Out a month with a strained triceps, lefty reliever Charlie Furbush was recalled from AAA Tacoma and was to be available for the Mariners’ game Friday night against the Minnesota Twins.
To make room, the Mariners sent down right-handed reliever Shawn Kelley.
Furbush didn’t exactly dominate in his five rehab starts in Tacoma, giving up four earned runs in six innings (6.00 ERA) with seven strikeouts. But the need for left-handed relief apparently was judged more valuable.
Furbush, 26, was hurt July 17 at Kansas City after retiring the only batter he faced. Before the injury, he was 4-2, 2.17 ERA in 37.1 IP with 47 strikeouts in 34 relief appearances. Lefties were hitting .155 (9×58) with 27 strikeouts against him.
Kelley was 2-3 with a 3.41 ERA in 34.1 IP in 36 relief appearances.
In post-perfecto news, Tampa manager Joe Maddon heatedly denied before the Rays’ game in Anaheim Thursday that his seventh-inning argument and ejection Wednesday had anything to do with Felix Hernandez’s attempt for a perfect game.
“It had everything to do with us trying to win the game,” Maddon told the Tampa Bay Times. “All game I’d been hearing how big (umpire Rob Drake’s strike zone) was against left-hand hitters, and furthermore, I’m listening to our guys, and there was kind of an abrasiveness in the way it was handled from the ump to our players, which I didn’t like, either.”
Mariners manager Eric Wedge, among others, assumed that the length of Maddon’s home-plate tirade, which took place after he was ejected stepping out of the dugout, was a stall tactic.
Said Wedge, smiling, after the game: “I yelled at him to get his ass out of there.”
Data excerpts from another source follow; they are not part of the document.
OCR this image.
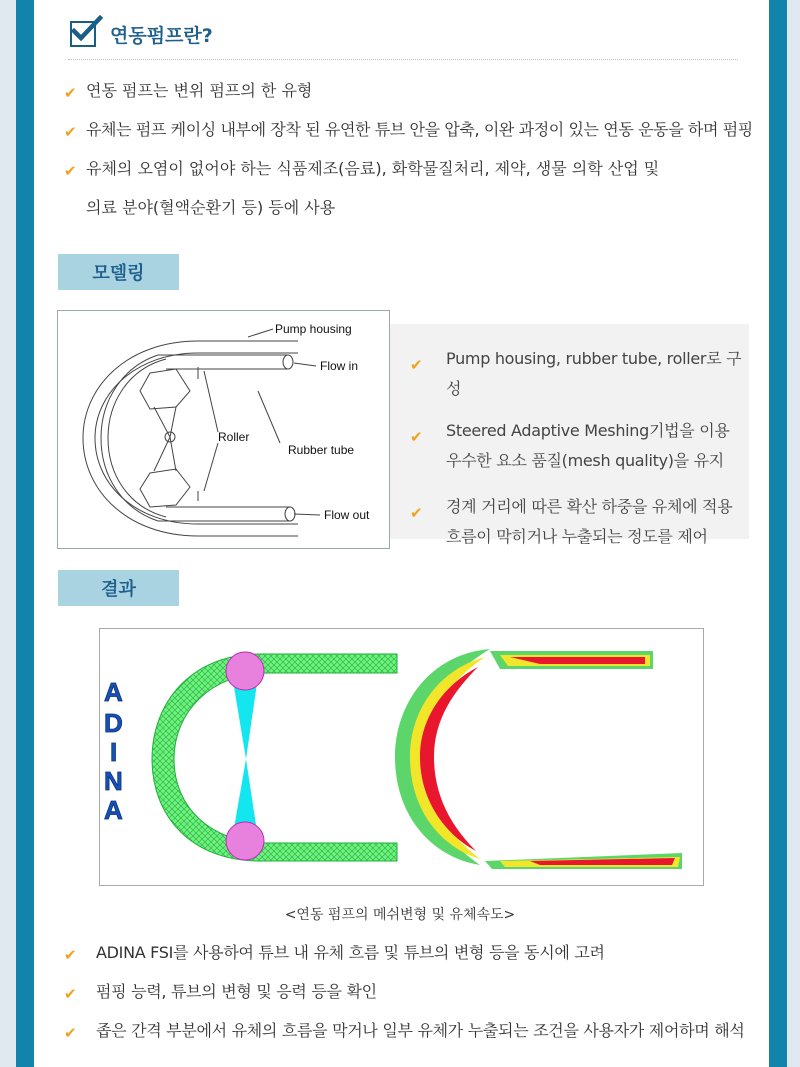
연동펌프란?
✔ 연동 펌프는 변위 펌프의 한 유형
✔ 유체는 펌프 케이싱 내부에 장착 된 유연한 튜브 안을 압축, 이완 과정이 있는 연동 운동을 하며 펌핑
✔ 유체의 오염이 없어야 하는 식품제조(음료), 화학물질처리, 제약, 생물 의학 산업 및
의료 분야(혈액순환기 등) 등에 사용
모델링
Pump housing
Flow in
Roller
Rubber tube
Flow out
✔ Pump housing, rubber tube, roller로 구성
✔ Steered Adaptive Meshing기법을 이용
우수한 요소 품질(mesh quality)을 유지
✔ 경계 거리에 따른 확산 하중을 유체에 적용
흐름이 막히거나 누출되는 정도를 제어
결과
A
D
I
N
A
<연동 펌프의 메쉬변형 및 유체속도>
✔ ADINA FSI를 사용하여 튜브 내 유체 흐름 및 튜브의 변형 등을 동시에 고려
✔ 펌핑 능력, 튜브의 변형 및 응력 등을 확인
✔ 좁은 간격 부분에서 유체의 흐름을 막거나 일부 유체가 누출되는 조건을 사용자가 제어하며 해석
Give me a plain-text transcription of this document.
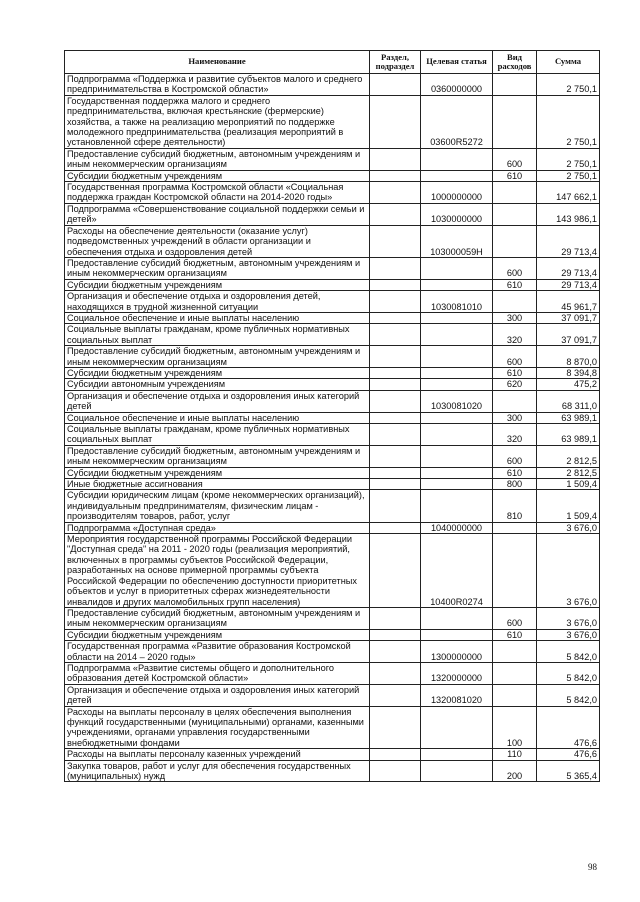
Наименование	Раздел, подраздел	Целевая статья	Вид расходов	Сумма
Подпрограмма «Поддержка и развитие субъектов малого и среднего предпринимательства в Костромской области»		0360000000		2 750,1
Государственная поддержка малого и среднего предпринимательства, включая крестьянские (фермерские) хозяйства, а также на реализацию мероприятий по поддержке молодежного предпринимательства (реализация мероприятий в установленной сфере деятельности)		03600R5272		2 750,1
Предоставление субсидий бюджетным, автономным учреждениям и иным некоммерческим организациям			600	2 750,1
Субсидии бюджетным учреждениям			610	2 750,1
Государственная программа Костромской области «Социальная поддержка граждан Костромской области на 2014-2020 годы»		1000000000		147 662,1
Подпрограмма «Совершенствование социальной поддержки семьи и детей»		1030000000		143 986,1
Расходы на обеспечение деятельности (оказание услуг) подведомственных учреждений в области организации и обеспечения отдыха и оздоровления детей		103000059H		29 713,4
Предоставление субсидий бюджетным, автономным учреждениям и иным некоммерческим организациям			600	29 713,4
Субсидии бюджетным учреждениям			610	29 713,4
Организация и обеспечение отдыха и оздоровления детей, находящихся в трудной жизненной ситуации		1030081010		45 961,7
Социальное обеспечение и иные выплаты населению			300	37 091,7
Социальные выплаты гражданам, кроме публичных нормативных социальных выплат			320	37 091,7
Предоставление субсидий бюджетным, автономным учреждениям и иным некоммерческим организациям			600	8 870,0
Субсидии бюджетным учреждениям			610	8 394,8
Субсидии автономным учреждениям			620	475,2
Организация и обеспечение отдыха и оздоровления иных категорий детей		1030081020		68 311,0
Социальное обеспечение и иные выплаты населению			300	63 989,1
Социальные выплаты гражданам, кроме публичных нормативных социальных выплат			320	63 989,1
Предоставление субсидий бюджетным, автономным учреждениям и иным некоммерческим организациям			600	2 812,5
Субсидии бюджетным учреждениям			610	2 812,5
Иные бюджетные ассигнования			800	1 509,4
Субсидии юридическим лицам (кроме некоммерческих организаций), индивидуальным предпринимателям, физическим лицам - производителям товаров, работ, услуг			810	1 509,4
Подпрограмма «Доступная среда»		1040000000		3 676,0
Мероприятия государственной программы Российской Федерации "Доступная среда" на 2011 - 2020 годы (реализация мероприятий, включенных в программы субъектов Российской Федерации, разработанных на основе примерной программы субъекта Российской Федерации по обеспечению доступности приоритетных объектов и услуг в приоритетных сферах жизнедеятельности инвалидов и других маломобильных групп населения)		10400R0274		3 676,0
Предоставление субсидий бюджетным, автономным учреждениям и иным некоммерческим организациям			600	3 676,0
Субсидии бюджетным учреждениям			610	3 676,0
Государственная программа «Развитие образования Костромской области на 2014 – 2020 годы»		1300000000		5 842,0
Подпрограмма «Развитие системы общего и дополнительного образования детей Костромской области»		1320000000		5 842,0
Организация и обеспечение отдыха и оздоровления иных категорий детей		1320081020		5 842,0
Расходы на выплаты персоналу в целях обеспечения выполнения функций государственными (муниципальными) органами, казенными учреждениями, органами управления государственными внебюджетными фондами			100	476,6
Расходы на выплаты персоналу казенных учреждений			110	476,6
Закупка товаров, работ и услуг для обеспечения государственных (муниципальных) нужд			200	5 365,4
98
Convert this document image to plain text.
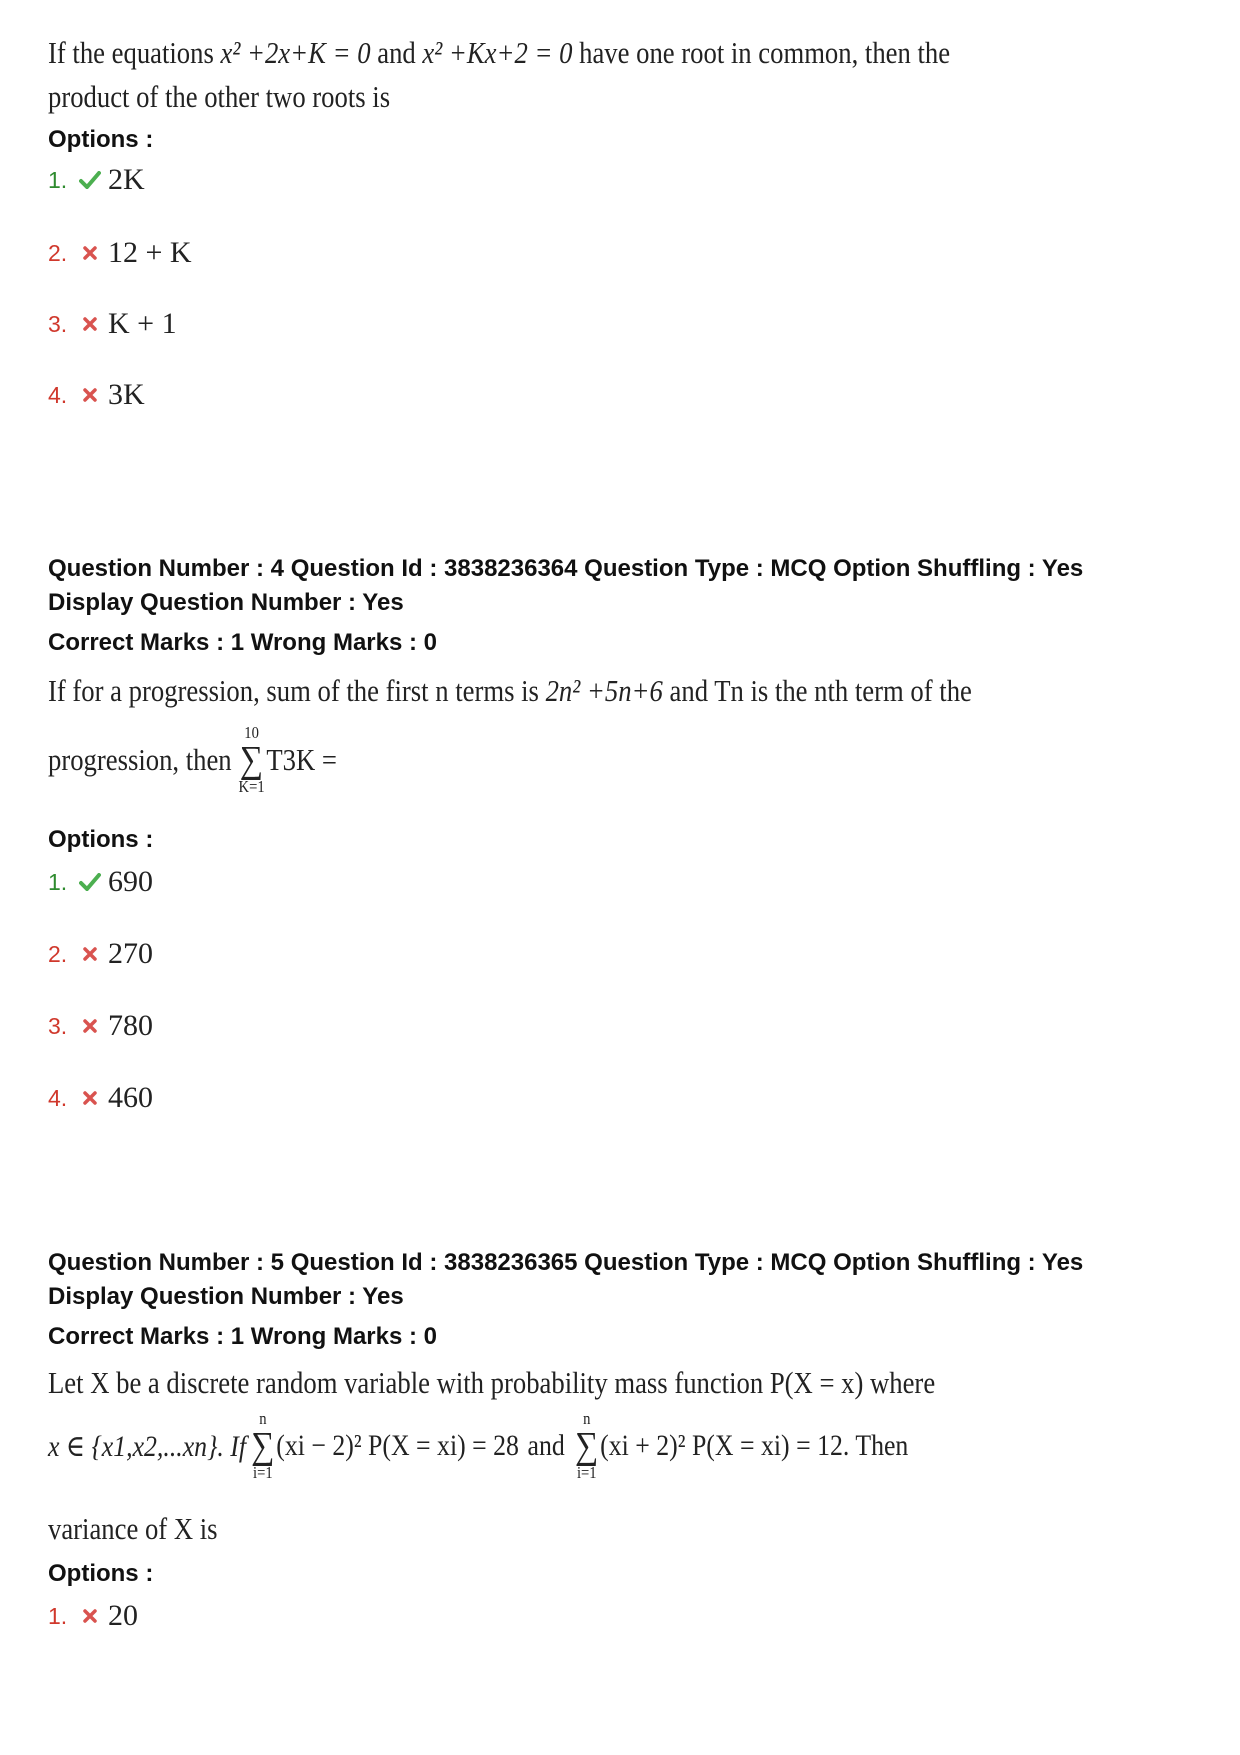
If the equations x² +2x+K = 0 and x² +Kx+2 = 0 have one root in common, then the
product of the other two roots is
Options :
1.	2K
2.	12 + K
3.	K + 1
4.	3K
Question Number : 4 Question Id : 3838236364 Question Type : MCQ Option Shuffling : Yes
Display Question Number : Yes
Correct Marks : 1 Wrong Marks : 0
If for a progression, sum of the first n terms is 2n² +5n+6 and Tn is the nth term of the
progression, then
10
∑
K=1
T3K =
Options :
1.	690
2.	270
3.	780
4.	460
Question Number : 5 Question Id : 3838236365 Question Type : MCQ Option Shuffling : Yes
Display Question Number : Yes
Correct Marks : 1 Wrong Marks : 0
Let X be a discrete random variable with probability mass function P(X = x) where
x ∈ {x1,x2,...xn}. If
n
∑
i=1
(xi − 2)² P(X = xi) = 28 and
n
∑
i=1
(xi + 2)² P(X = xi) = 12. Then
variance of X is
Options :
1.	20
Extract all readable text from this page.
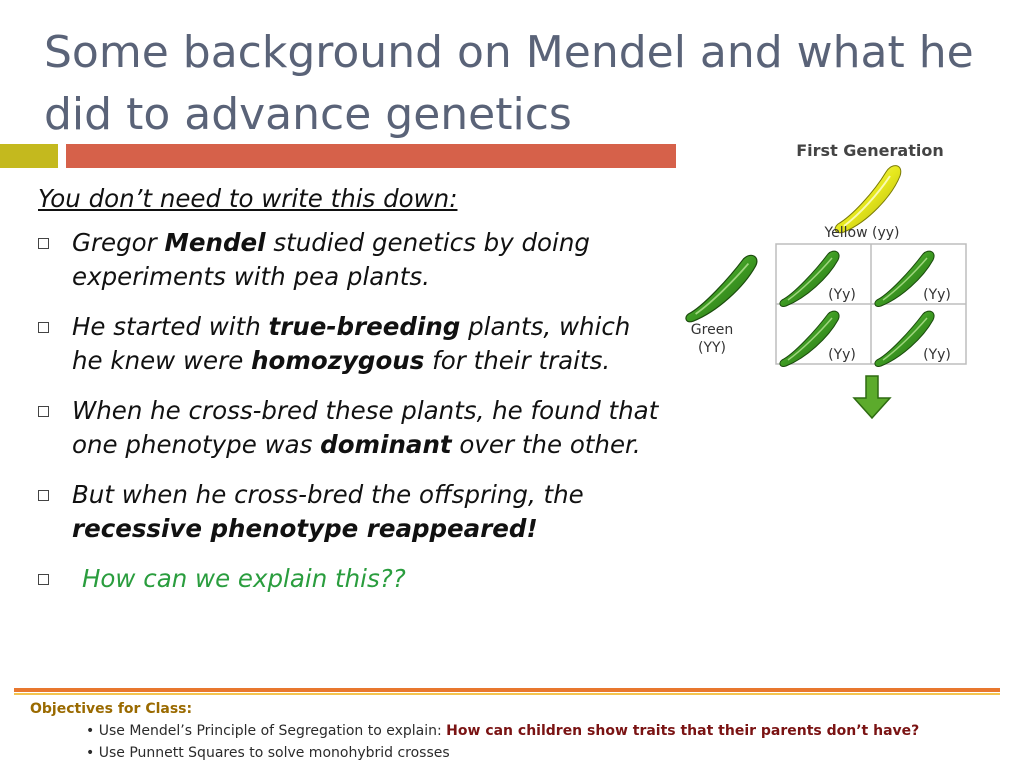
Some background on Mendel and what he did to advance genetics
You don’t need to write this down:
Gregor Mendel studied genetics by doing experiments with pea plants.
He started with true-breeding plants, which he knew were homozygous for their traits.
When he cross-bred these plants, he found that one phenotype was dominant over the other.
But when he cross-bred the offspring, the recessive phenotype reappeared!
How can we explain this??
First Generation
Yellow (yy)
Green
(YY)
(Yy)	(Yy)
(Yy)	(Yy)
Objectives for Class:
• Use Mendel’s Principle of Segregation to explain: How can children show traits that their parents don’t have?
• Use Punnett Squares to solve monohybrid crosses
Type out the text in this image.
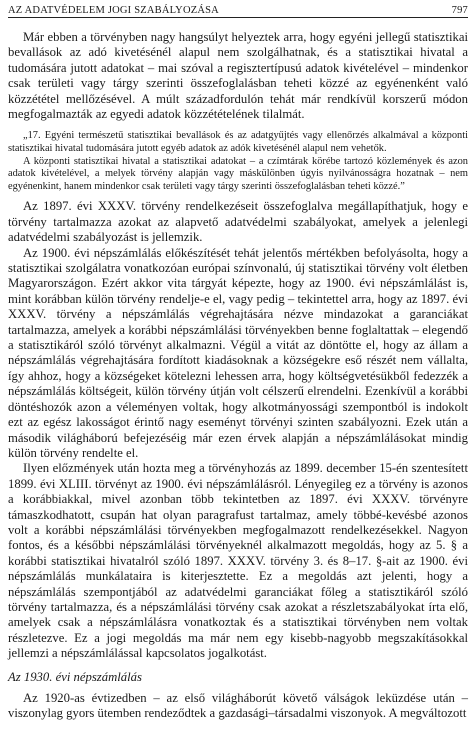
AZ ADATVÉDELEM JOGI SZABÁLYOZÁSA	797

Már ebben a törvényben nagy hangsúlyt helyeztek arra, hogy egyéni jellegű statisztikai bevallások az adó kivetésénél alapul nem szolgálhatnak, és a statisztikai hivatal a tudomására jutott adatokat – mai szóval a regisztertípusú adatok kivételével – mindenkor csak területi vagy tárgy szerinti összefoglalásban teheti közzé az egyénenként való közzététel mellőzésével. A múlt századfordulón tehát már rendkívül korszerű módon megfogalmazták az egyedi adatok közzétételének tilalmát.

„17. Egyéni természetű statisztikai bevallások és az adatgyűjtés vagy ellenőrzés alkalmával a központi statisztikai hivatal tudomására jutott egyéb adatok az adók kivetésénél alapul nem vehetők.

A központi statisztikai hivatal a statisztikai adatokat – a czímtárak körébe tartozó közlemények és azon adatok kivételével, a melyek törvény alapján vagy máskülönben úgyis nyilvánosságra hozatnak – nem egyénenkint, hanem mindenkor csak területi vagy tárgy szerinti összefoglalásban teheti közzé.”

Az 1897. évi XXXV. törvény rendelkezéseit összefoglalva megállapíthatjuk, hogy e törvény tartalmazza azokat az alapvető adatvédelmi szabályokat, amelyek a jelenlegi adatvédelmi szabályozást is jellemzik.

Az 1900. évi népszámlálás előkészítését tehát jelentős mértékben befolyásolta, hogy a statisztikai szolgálatra vonatkozóan európai színvonalú, új statisztikai törvény volt életben Magyarországon. Ezért akkor vita tárgyát képezte, hogy az 1900. évi népszámlálást is, mint korábban külön törvény rendelje-e el, vagy pedig – tekintettel arra, hogy az 1897. évi XXXV. törvény a népszámlálás végrehajtására nézve mindazokat a garanciákat tartalmazza, amelyek a korábbi népszámlálási törvényekben benne foglaltattak – elegendő a statisztikáról szóló törvényt alkalmazni. Végül a vitát az döntötte el, hogy az állam a népszámlálás végrehajtására fordított kiadásoknak a községekre eső részét nem vállalta, így ahhoz, hogy a községeket kötelezni lehessen arra, hogy költségvetésükből fedezzék a népszámlálás költségeit, külön törvény útján volt célszerű elrendelni. Ezenkívül a korábbi döntéshozók azon a véleményen voltak, hogy alkotmányossági szempontból is indokolt ezt az egész lakosságot érintő nagy eseményt törvényi szinten szabályozni. Ezek után a második világháború befejezéséig már ezen érvek alapján a népszámlálásokat mindig külön törvény rendelte el.

Ilyen előzmények után hozta meg a törvényhozás az 1899. december 15-én szentesített 1899. évi XLIII. törvényt az 1900. évi népszámlálásról. Lényegileg ez a törvény is azonos a korábbiakkal, mivel azonban több tekintetben az 1897. évi XXXV. törvényre támaszkodhatott, csupán hat olyan paragrafust tartalmaz, amely többé-kevésbé azonos volt a korábbi népszámlálási törvényekben megfogalmazott rendelkezésekkel. Nagyon fontos, és a későbbi népszámlálási törvényeknél alkalmazott megoldás, hogy az 5. § a korábbi statisztikai hivatalról szóló 1897. XXXV. törvény 3. és 8–17. §-ait az 1900. évi népszámlálás munkálataira is kiterjesztette. Ez a megoldás azt jelenti, hogy a népszámlálás szempontjából az adatvédelmi garanciákat főleg a statisztikáról szóló törvény tartalmazza, és a népszámlálási törvény csak azokat a részletszabályokat írta elő, amelyek csak a népszámlálásra vonatkoztak és a statisztikai törvényben nem voltak részletezve. Ez a jogi megoldás ma már nem egy kisebb-nagyobb megszakításokkal jellemzi a népszámlálással kapcsolatos jogalkotást.

Az 1930. évi népszámlálás

Az 1920-as évtizedben – az első világháborút követő válságok leküzdése után – viszonylag gyors ütemben rendeződtek a gazdasági–társadalmi viszonyok. A megváltozott
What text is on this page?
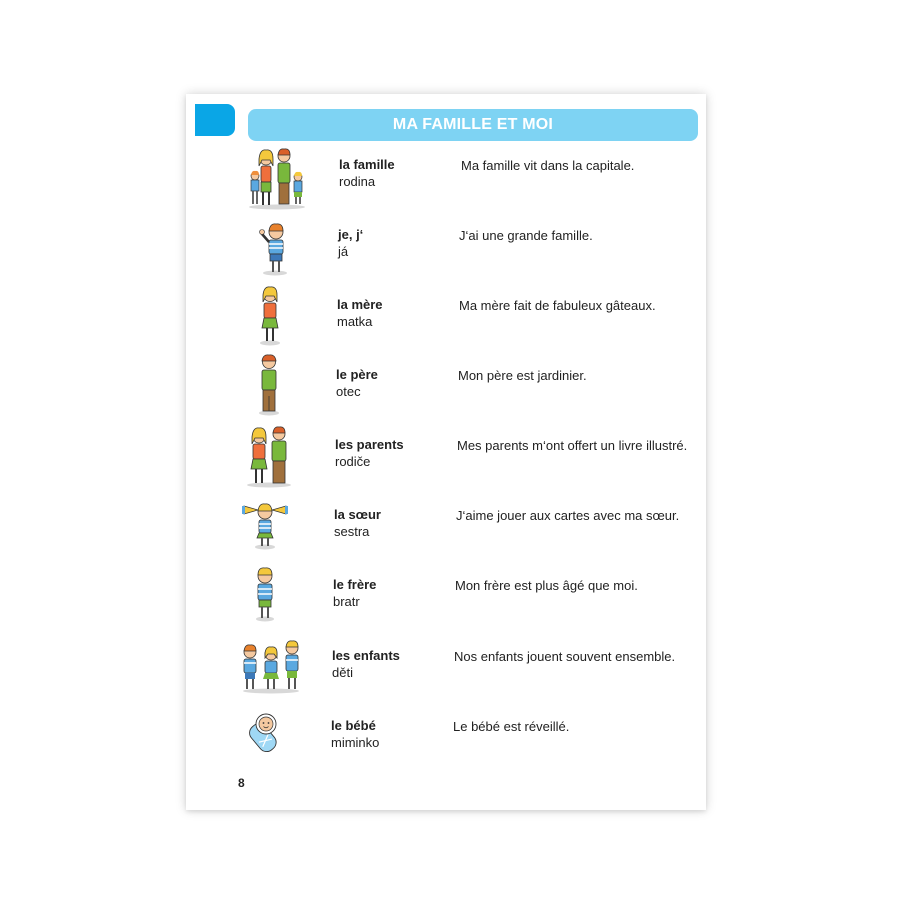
MA FAMILLE ET MOI
la famille
rodina
Ma famille vit dans la capitale.
je, j‘
já
J‘ai une grande famille.
la mère
matka
Ma mère fait de fabuleux gâteaux.
le père
otec
Mon père est jardinier.
les parents
rodiče
Mes parents m‘ont offert un livre illustré.
la sœur
sestra
J‘aime jouer aux cartes avec ma sœur.
le frère
bratr
Mon frère est plus âgé que moi.
les enfants
děti
Nos enfants jouent souvent ensemble.
le bébé
miminko
Le bébé est réveillé.
8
Maddon said when he had it after a seventh-inning pitch to Matt Joyce was that was called a strike. Replays showed he was correct.
“And on top of all that, that game’s 1-0,” he said. “And on top of all that, we’re trying to win a pennant. So it had nothing to do with delaying the other guy.”
Maddon said the other Hernandez’s pursuit of history was not his concern.
“With all due respect, I don’t care about that whatsoever, whether he pitches a perfect game, a no-hitter, whatever,” Maddon said. “I have no interest at all in the success of the Seattle Mariners. I have zero interest in that. So however it’s perceived from the other side, that is a matter of perception, how they’re going to look at things.
“From my perspective, it’s about the Rays, period. And what’s right for our guys at a specific moment. And I’ll always defend our guys first as opposed to trying to put an opposition member into some form of the history book.”
Maddon said there would have been nothing wrong with a Rays player trying to bunt for a hit. That would go against one of baseball’s so-called unwritten rules in dealing with a no-hitter, but those rules are “archaic,” he said.
“A lot of that stuff to me is ill-advised, ill-informed, just ill,” Maddon said. “Why is bunting a non-masculine way of getting on first base? I don’t understand that.”